António Mourato, casado e natural de Ribeira Grande, de retorno à terra, não se
importou de levar uma missiva em 1784. Ainda neste mesmo ano, mas talvez em
outra viagem, António Novais, outro residente na Ribeira Grande, levaria ainda
outra. Seria entregue ao capitão João Pacheco a de Janeiro de 1787, e ao amigo
José da Ponte a escrita em Março de 1787. Pouco depois, Caetano já de volta à
ilha seria compadre de José da Ponte. O compadre Lourenço, também amigo, não
chegaria a levar a de 10 de Janeiro de 1779, por ter entretanto falecido.

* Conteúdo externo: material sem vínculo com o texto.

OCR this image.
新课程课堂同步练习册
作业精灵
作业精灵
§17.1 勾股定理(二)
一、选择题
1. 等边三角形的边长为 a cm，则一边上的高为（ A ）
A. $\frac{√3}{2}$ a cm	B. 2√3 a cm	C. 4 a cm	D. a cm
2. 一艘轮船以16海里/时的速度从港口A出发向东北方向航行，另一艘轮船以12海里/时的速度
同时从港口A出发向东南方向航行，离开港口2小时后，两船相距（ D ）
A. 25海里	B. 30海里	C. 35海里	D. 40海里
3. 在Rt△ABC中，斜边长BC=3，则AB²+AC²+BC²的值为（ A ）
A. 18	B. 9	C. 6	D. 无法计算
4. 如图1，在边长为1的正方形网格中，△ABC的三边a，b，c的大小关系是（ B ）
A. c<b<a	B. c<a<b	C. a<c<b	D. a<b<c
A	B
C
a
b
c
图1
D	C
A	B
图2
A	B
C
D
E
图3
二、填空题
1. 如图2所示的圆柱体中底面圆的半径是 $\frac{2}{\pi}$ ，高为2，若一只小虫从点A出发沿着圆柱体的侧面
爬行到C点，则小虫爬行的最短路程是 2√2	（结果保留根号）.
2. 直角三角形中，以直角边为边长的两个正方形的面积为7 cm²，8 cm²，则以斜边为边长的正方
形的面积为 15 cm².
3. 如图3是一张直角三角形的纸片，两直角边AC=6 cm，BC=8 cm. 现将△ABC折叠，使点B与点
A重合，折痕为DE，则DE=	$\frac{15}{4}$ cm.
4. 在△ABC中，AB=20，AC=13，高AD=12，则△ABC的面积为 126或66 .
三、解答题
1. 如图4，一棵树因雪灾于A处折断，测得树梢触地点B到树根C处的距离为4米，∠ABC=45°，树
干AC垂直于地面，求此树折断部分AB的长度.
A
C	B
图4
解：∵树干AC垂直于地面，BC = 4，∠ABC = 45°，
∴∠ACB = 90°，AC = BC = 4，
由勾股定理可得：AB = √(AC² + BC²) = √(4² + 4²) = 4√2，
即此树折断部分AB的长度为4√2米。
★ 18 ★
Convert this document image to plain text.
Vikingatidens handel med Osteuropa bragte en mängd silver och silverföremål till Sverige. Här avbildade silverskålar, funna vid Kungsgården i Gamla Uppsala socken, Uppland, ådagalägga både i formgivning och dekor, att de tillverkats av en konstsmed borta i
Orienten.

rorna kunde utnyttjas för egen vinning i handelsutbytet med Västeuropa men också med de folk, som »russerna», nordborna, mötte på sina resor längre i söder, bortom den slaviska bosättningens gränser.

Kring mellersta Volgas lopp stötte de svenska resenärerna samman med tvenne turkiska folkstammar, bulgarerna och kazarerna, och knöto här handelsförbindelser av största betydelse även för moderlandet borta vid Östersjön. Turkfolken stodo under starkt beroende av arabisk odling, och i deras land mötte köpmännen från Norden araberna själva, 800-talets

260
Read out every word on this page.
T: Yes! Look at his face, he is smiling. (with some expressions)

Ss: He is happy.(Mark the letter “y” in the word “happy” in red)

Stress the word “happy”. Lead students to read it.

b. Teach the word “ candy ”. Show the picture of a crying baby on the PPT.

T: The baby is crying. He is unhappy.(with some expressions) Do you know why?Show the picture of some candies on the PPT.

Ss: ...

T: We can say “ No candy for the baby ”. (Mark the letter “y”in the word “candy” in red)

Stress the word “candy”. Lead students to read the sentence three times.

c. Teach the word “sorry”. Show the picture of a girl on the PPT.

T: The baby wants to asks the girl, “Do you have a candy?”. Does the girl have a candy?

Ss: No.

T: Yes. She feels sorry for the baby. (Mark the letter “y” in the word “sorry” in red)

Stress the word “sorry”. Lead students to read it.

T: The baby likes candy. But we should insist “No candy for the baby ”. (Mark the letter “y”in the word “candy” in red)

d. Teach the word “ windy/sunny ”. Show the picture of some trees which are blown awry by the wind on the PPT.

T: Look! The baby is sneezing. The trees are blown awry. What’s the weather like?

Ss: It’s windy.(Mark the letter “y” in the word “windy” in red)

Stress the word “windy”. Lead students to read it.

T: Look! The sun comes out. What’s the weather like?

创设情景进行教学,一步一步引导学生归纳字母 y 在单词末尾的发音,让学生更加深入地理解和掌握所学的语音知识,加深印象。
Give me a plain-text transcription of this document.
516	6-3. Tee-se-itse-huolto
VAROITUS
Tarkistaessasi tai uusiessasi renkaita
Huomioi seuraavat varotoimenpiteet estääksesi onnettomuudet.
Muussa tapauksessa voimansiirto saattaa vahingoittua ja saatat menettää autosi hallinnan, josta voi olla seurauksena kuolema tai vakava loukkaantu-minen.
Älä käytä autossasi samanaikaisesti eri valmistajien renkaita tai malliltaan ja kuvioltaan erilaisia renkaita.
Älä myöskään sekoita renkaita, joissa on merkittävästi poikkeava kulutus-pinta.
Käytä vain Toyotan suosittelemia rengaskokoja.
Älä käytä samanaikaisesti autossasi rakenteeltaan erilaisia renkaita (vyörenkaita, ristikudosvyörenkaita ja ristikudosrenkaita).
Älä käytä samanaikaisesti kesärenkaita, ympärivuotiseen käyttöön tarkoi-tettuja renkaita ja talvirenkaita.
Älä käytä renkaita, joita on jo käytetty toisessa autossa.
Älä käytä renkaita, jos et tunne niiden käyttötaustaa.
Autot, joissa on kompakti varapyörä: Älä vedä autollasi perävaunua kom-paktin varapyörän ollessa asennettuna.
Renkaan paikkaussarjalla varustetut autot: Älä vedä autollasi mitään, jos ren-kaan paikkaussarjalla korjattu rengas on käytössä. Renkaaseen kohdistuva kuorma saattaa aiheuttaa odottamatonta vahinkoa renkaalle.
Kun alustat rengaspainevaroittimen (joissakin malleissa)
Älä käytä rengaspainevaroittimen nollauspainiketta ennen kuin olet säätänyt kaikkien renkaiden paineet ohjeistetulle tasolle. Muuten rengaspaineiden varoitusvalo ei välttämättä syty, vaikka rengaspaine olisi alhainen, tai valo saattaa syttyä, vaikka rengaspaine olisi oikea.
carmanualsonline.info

Portanto, pode concluir-se que, na falta de um serviço postal, os irmãos
Botelho Arruda recorreram a pessoas da sua confiança, a amigos da sua terra-natal,
para o envio de cartas e encomendas. No caso do envio de encomendas, tentavam
dar conhecimento delas a diversas pessoas. Fala-se, por motivos ainda de
cautela, até do envio por duas ou mesmo três vias, ou seja directo à ilha e por
Lisboa. Com dois ou três portadores. Também nos surpreende a contingência dos
envios, a incerteza do seu recebimento em boas condições, o tempo que tudo isso
levava. Vigorava o regime da boa vontade. Uma vez aconteceu falecer o portador,
outra vez ainda, José Teodoro, queixava-se de que alguém se abotoara com parte
da encomenda. Era preferível não mandar grandes quantias, assim, para pagarem
os 30 000 réis, que se haviam comprometido a dar anualmente à mãe, arranjaram
um sistema de troca de pagamentos, o qual acabou, por incumprimento de uma das
partes, por ser descartado.
Mário Moura
Lugar das Areias – Rabo de Peixe
Março de 2022
[1] Moura, Mário, Não há laranja, há baleia! No norte há mais
baleias, 6 de Novembro de 2021, pp. 4-5; Há baleias, golfinhos, furnas, ondas! O Norte também! Diário dos
Açores, Ponta Delgada, 12 de Novembro de 2021, p. 6; N. C., Picos de aventura aposta na observação de cetáceos com partida de
Rabo de Peixe, Correio dos Açores, Ponta Delgada, 15 de Março de 2022, p.
12
[2] Nos meus papéis.
[3] BPARPD,
Baptismos Nossa Senhora da Conceição, Ribeira Grande, L.º 5, 1738-1749, fl. 98
v.: Manoel José nasceu a 19 de Janeiro de 1743. Por conseguinte, quase três
anos mais novo do que João Caetano.
[4] BPARPD, Baptimos
Nossa Senhora da Conceição, Ribeira Grande, 29 de Dezembro de 1749, L. 6 - fl.
14 v.: Nove anos mais nova do que João Caetano.